Bartleby does not tell his own story; Melville’s narrator is a man who today would be in the one percent—a Wall Street lawyer. His reactions to Bartleby’s preferences veer dramatically, even comically, from resentment to pity, anger, powerlessness. Most effecting, I think, is his fear that his employee’s actions are somehow tainting him, that Bartleby’s very language is infecting the minds of all who surround him . . .

Bartleby’s protest (if we are to see it as such) is communicable, contagious. This ultimately is where Occupy Wall Street and the scrivener’s efforts best mesh. While the Occupy movement has avoided naming specific goals, and Bartleby speaks more about what he would rather not do than do, both have changed the conversation and indeed the very language we use to participate in it . . .

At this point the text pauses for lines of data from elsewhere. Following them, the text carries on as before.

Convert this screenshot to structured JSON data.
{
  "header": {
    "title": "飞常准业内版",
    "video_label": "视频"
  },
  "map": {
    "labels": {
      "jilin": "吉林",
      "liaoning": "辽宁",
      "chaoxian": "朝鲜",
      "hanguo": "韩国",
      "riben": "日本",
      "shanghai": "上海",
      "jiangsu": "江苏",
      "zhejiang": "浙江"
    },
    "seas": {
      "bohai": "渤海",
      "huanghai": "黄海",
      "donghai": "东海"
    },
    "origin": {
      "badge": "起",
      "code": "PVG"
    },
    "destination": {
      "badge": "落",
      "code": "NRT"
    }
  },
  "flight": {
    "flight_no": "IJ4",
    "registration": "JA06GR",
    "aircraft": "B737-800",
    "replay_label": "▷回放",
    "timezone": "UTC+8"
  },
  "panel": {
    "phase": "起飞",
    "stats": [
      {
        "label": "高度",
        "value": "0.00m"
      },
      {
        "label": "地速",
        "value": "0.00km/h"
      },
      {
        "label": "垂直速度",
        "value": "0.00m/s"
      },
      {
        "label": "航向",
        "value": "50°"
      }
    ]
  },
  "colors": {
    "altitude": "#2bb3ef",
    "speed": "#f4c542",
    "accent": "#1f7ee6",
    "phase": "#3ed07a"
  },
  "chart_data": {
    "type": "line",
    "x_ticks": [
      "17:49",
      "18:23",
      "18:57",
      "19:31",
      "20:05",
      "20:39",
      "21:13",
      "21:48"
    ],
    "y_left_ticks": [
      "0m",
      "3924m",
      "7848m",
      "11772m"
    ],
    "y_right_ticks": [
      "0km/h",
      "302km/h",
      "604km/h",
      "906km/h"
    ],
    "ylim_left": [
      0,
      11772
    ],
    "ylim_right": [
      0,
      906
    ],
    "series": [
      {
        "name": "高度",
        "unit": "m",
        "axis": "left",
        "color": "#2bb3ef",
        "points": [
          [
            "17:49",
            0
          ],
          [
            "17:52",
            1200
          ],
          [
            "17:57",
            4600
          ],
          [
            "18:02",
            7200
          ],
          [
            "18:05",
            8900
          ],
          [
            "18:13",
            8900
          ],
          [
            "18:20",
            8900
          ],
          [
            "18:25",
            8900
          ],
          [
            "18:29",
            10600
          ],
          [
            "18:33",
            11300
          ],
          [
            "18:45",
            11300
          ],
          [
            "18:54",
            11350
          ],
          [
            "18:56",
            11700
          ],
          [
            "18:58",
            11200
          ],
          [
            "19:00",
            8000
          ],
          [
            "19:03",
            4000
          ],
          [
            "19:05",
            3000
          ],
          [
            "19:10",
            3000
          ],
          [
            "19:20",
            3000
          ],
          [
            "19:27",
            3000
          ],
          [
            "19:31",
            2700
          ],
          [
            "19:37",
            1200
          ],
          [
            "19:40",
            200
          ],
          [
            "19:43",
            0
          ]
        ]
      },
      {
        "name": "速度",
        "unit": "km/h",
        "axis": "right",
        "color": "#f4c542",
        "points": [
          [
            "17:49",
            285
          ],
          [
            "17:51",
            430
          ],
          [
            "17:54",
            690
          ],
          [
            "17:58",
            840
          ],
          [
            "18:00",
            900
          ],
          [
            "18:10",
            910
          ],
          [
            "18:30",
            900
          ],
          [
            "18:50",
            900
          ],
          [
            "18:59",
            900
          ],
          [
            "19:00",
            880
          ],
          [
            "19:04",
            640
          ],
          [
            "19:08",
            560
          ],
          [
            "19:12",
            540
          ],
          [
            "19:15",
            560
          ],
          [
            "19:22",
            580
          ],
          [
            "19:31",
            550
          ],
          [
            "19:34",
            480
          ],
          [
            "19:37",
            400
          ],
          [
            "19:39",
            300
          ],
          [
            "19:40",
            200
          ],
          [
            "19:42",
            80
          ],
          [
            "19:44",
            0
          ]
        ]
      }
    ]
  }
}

If you can read all of Molly McArdle's commentary here.

"Ah, Bartleby! Ah, humanity!"

As a rather elderly lawyer ourselves, we're grateful we got to attend "I Would Prefer Not To."

Thanks to Justin Taylor, McNally Jackson, Housing Works Bookstore Cafe, and everyone else who worked so hard to make this a meaningful event.

2 comments:

d said...

Hey, thanks for posting the photos!

Matthew said...

A heartbreaking ending, of course, but some good humor on the way there -- people forget how funny Melville can be -- and fine salmagundi of readers.